Having visited Cockatoo Rock many times in the past, I was looking forward to spicing up this hike a little with a visit to the mid reaches of North Creek and North Creek Falls along the way. North Creek is known as one of the most scenic creek lines in the Bowling Green National Park and has been used in the past to access Mount Elliot (1220m), however I don’t know of anyone who has done this in recent times.
Heading off early from the Alligator Creek Campground, we hiked a section of the Alligator Creek Falls Track before leaving the trail and bush bashing our way along a steep, rocky ridgeline towards Cockatoo Rock.
Along the way we stopped at a black granite rock formation with some impressive views out over Cape Cleveland, Mount Cleveland, Alligator Creek and adjacent sections of the National Park.
Not long after, we could clearly hear North Creek flowing as we reached approximately 530 metres elevation and at this point, we were close enough to drop down into the creek and do a little exploring.
A couple of the group chose to sit atop a black granite boulder with clear views of Chunda Bay and Mount Cleveland on the horizon, while the rest of us marveled at the beauty of North Creek and one of it’s many waterfalls.
After regrouping, we headed off through some steep, thick grass tree (Xanthorrhoea) country that appears not to have burnt in many seasons.
I was looking forward to seeing the groups delight at hiking out onto Cockatoo Rock. This massive granite boulder protruding from the mountainside at just over 500 metres elevation overlooks the Cockatoo Creek Valley, Alligator Creek, The Sister Mountains and Magnetic Island. It also offers spectacular views out over the coastal plain south of Townsville and has to be one of the best points of interest in the National Park. It certainly didn’t disappoint us again! It was a clear day and the reward was well worth the effort!
After lunch and a nanna nap for a couple of our worn out adventurers, we left Cockatoo Rock and dropped elevation as we scrambled down the mountainside to meet up with Cockatoo Creek. This section of steep, damp, vine and boulder filled terrain between Cockatoo Rock and Cockatoo Creek is certainly not one of our favorites!

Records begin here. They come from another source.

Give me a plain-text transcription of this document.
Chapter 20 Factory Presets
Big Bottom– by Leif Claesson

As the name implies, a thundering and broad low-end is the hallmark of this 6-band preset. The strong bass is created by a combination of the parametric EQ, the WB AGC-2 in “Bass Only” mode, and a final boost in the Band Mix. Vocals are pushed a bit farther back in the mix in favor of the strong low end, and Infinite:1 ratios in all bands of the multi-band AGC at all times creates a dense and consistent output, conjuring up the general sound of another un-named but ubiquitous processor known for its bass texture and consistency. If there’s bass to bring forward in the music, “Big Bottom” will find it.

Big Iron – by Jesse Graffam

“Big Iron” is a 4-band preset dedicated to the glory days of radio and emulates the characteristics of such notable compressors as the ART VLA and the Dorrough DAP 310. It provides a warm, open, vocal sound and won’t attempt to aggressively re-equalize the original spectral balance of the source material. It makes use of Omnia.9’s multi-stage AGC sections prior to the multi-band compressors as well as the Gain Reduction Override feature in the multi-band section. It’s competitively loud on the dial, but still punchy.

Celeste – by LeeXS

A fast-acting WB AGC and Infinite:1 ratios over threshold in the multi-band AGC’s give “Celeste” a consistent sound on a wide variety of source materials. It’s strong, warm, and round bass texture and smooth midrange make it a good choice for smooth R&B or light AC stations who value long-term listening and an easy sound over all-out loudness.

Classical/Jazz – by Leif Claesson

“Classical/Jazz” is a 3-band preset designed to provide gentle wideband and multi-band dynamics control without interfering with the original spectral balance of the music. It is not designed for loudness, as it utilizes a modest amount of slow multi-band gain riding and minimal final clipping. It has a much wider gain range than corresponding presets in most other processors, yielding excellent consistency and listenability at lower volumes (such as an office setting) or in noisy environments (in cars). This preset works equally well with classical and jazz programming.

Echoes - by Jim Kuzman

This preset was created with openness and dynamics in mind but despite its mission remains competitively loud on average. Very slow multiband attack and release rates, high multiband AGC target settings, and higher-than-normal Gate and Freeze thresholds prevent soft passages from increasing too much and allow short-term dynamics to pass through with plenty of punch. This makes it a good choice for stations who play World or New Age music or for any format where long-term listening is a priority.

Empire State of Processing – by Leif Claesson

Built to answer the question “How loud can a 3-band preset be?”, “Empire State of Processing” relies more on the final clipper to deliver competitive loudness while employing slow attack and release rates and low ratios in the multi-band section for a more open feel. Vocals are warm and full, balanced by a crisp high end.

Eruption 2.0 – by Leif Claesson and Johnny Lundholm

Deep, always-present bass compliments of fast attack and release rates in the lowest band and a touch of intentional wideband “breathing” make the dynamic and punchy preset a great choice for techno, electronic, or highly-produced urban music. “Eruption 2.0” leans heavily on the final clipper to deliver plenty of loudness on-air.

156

We stopped for a swim in the mid reaches of Cockatoo Creek. Water levels appear to be holding steady for this time of year, although the drop in level was evident from the last time I was in this section of the creek line, only a month prior.
We came across a newly marked trail along a section of lower Cockatoo Creek which slightly shortened our rock hopping experience – much to the delight of a couple of our adventurers!
It often humors me as we finish this particular hike – walking out of the scrub near the Alligator Creek Campground, clearly having hiked in relatively tough terrain for most of the day. The surprised and startled looks on the faces of some of the campers and swimmers visiting the area gave us all a giggle or two!